50 nuances de … comptabilité probante

Le fisc adore remettre en question le caractère probant de certaines comptabilités, de manière à s’en écarter et à redresser le chiffre d’affaires à l’ISOC et en TVA.

Et pourtant …

Qu’est-ce qu’une comptabilité probante sur le plan fiscal ? Bonne question. On chercherait vainement une définition dans le C.I.R., il n’en existe aucune.

Certes, la législation en matière de comptabilité comporte une série de principes et de préceptes, comme l’image fidèle du bilan, le principe de l’irréversibilité des écritures, la tenue au jour le jour… En réalité, une comptabilité probante est une comptabilité apte à faire titre de preuve sur le plan fiscal. Ce qui nous avance assez peu …

Pas de réponse dans la loi ? Que nous apprends l’analyse de la jurisprudence ?

Un principe : toute comptabilité, tout système de compte doivent être admis, pour peu :

En réalité, il existe deux types de problèmes.

Soit l’administration fiscale constate des manquements internes dans la comptabilité, qui la rendent non probante. Exemple-type : l’absence d’inventaire, ou des écritures tenues avec un tel retard que leur caractère probant peut être remis en question. La constatation de manquements minimes dans un océan d’écritures correctes ne suffit pas, mais, en revanche, une inscription globale au livre des recettes dont le contenu détaillé ne peut être expliqué pose problème.

Soit l’administration constate que la compta est très belle, mais … que tout n’y est pas !

C’est notamment la problématique des contrôles chez des grossistes révélant une comptabilité parallèle semblant démontrer des achats « en noir » par leurs clients.
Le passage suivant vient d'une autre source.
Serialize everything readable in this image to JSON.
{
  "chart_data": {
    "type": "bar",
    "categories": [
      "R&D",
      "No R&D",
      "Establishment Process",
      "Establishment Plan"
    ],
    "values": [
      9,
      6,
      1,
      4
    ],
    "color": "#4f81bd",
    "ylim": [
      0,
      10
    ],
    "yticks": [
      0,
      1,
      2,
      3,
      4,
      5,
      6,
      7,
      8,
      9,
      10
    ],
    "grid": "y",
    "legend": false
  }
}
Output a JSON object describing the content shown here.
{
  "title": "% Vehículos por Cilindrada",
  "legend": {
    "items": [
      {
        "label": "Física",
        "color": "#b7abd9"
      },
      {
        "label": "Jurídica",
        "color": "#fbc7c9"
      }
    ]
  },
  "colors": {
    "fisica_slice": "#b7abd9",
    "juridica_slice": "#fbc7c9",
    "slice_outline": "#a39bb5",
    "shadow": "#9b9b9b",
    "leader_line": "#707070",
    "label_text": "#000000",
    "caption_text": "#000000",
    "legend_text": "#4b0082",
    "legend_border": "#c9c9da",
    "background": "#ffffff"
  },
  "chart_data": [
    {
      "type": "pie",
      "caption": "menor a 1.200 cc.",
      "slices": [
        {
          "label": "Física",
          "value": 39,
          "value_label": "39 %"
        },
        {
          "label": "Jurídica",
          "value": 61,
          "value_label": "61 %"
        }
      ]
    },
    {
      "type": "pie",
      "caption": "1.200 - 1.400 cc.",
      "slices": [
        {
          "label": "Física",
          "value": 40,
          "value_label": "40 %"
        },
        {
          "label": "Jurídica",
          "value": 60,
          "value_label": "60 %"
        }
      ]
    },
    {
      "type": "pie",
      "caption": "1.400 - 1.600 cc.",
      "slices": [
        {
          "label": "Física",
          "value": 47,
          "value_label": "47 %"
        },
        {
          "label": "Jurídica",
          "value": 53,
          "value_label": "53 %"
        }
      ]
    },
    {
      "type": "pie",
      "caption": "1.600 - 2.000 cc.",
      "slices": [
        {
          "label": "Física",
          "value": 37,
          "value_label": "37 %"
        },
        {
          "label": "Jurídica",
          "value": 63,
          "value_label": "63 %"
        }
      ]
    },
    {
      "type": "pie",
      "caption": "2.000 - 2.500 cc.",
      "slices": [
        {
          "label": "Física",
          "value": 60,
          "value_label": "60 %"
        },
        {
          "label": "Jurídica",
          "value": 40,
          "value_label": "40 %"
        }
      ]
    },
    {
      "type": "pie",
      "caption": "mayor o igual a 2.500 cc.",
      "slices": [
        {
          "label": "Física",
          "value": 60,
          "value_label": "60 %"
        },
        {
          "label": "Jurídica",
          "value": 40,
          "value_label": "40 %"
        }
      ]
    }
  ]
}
L’administration peut-elle se fonder sur de telles constatations pour rejeter en bloc le caractère probant de la comptabilité et redresser le chiffre d’affaires ? Cela dépend.

En soi, la constatation de simples écritures informatiques chez un fournisseur n’établit pas de manière irréfutable l’existence d’achats en noir dans le chef de ses clients. Comment en effet donner foi à la parole d’un fraudeur, donc d’un menteur ? En soi, cela ne prouve rien.

Mais si, outre ce écritures internes, l’administration fiscale peut s’appuyer sur d’autres éléments (bons de commande, bons de livraison, témoignages de chauffeurs-livreurs …), l’affaire se corse et l’issue du litige étant alors fort aléatoire et très préoccupante sur le plan financier, il faut parfois mieux négocier une sortie honorable, y laisser quelques plumes mais éviter de se faire tondre. Il n’existe, en la matière, pas de règle générale.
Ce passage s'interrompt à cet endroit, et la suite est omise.